The inclusion-exclusion identity gives:
$P(S \cup U) = P(S) + P(U) - P(S \cap U) = 0.5 - P(S \cap U)$
(i) Independent case:
$P(S \cap U) = P(S) \cdot P(U) = 0.06$
$P(S \cup U) = 0.5 - 0.06 = 0.44$
(ii) Positive dependence ($P(U \mid S) > P(U) = 0.3$):
Positive dependence means $P(S \cap U) = P(S) \cdot P(U \mid S) > 0.2 \times 0.3 = 0.06$. Since $P(S \cup U) = 0.5 - P(S \cap U)$, a larger intersection means a smaller union.
$P(S \cup U) < 0.5 - 0.06 = 0.44$
The probability of rain at least once decreases. Intuitively, the rain events "bunch together" -- when it rains Saturday, it is more likely to also rain Sunday, but when Saturday is dry, Sunday tends to be drier too. The clustering reduces total weekend rain coverage.
(iii) Range under arbitrary dependence:
The Frechet bounds constrain the joint probability:
$\max(0,\; P(S) + P(U) - 1) \leq P(S \cap U) \leq \min(P(S),\, P(U))$
$\max(0,\; -0.5) \leq P(S \cap U) \leq \min(0.2,\, 0.3)$
$0 \leq P(S \cap U) \leq 0.2$
Plugging into $P(S \cup U) = 0.5 - P(S \cap U)$:
- Maximum union: $P(S \cap U) = 0$ gives $P(S \cup U) = 0.5$ (the events never overlap).
- Minimum union: $P(S \cap U) = 0.2$ gives $P(S \cup U) = 0.3$ (Saturday rain is a subset of Sunday rain).
Answer:
- (i) $P(\text{rain at least once}) = 0.44$ under independence.
- (ii) Positive dependence decreases $P(\text{rain at least once})$ below $0.44$.
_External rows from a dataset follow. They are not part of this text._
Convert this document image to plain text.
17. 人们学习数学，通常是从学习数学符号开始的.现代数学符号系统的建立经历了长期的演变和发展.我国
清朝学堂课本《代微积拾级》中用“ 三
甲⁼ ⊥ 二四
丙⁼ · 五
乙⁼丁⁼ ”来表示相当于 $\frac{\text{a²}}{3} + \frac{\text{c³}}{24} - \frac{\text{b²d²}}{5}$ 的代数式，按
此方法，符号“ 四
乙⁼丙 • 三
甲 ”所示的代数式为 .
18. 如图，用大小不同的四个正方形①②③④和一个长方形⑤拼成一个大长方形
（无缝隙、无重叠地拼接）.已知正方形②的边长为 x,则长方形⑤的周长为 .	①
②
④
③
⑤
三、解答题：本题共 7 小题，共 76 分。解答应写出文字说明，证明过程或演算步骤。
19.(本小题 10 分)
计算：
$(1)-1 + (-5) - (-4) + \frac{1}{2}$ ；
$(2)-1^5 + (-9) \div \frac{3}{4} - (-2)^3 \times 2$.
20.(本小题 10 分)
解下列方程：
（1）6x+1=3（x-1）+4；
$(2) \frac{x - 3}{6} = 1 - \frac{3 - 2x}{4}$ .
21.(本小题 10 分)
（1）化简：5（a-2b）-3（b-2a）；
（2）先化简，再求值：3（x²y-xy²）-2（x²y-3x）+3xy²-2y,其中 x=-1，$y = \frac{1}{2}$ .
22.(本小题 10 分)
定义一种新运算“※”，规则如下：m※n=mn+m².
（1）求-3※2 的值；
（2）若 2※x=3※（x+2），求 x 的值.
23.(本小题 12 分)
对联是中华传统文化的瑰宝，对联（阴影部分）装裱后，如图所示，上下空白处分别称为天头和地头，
- (iii) $P(\text{rain at least once}) \in [0.3,\, 0.5]$.
Intuition
The core lesson is that inclusion-exclusion makes the union a decreasing function of the intersection: $P(A \cup B) = P(A) + P(B) - P(A \cap B)$. When two events are positively dependent, they cluster together, making the intersection larger and the union smaller. Think of it like umbrellas -- if rainy days tend to come in pairs, you might need your umbrella fewer distinct days, even though each rainy day is wetter. This exact reasoning appears constantly in portfolio risk: positively correlated losses "bunch up" into fewer but more severe drawdowns, while the probability of experiencing at least some loss can actually decrease relative to the independent case.
The Frechet bounds in part (iii) are a fundamental tool in quantitative risk. When you know marginal distributions but not the copula (dependence structure), these bounds give you the worst-case and best-case joint probabilities. In practice, regulators and risk managers use them to stress-test portfolios when the correlation structure is uncertain.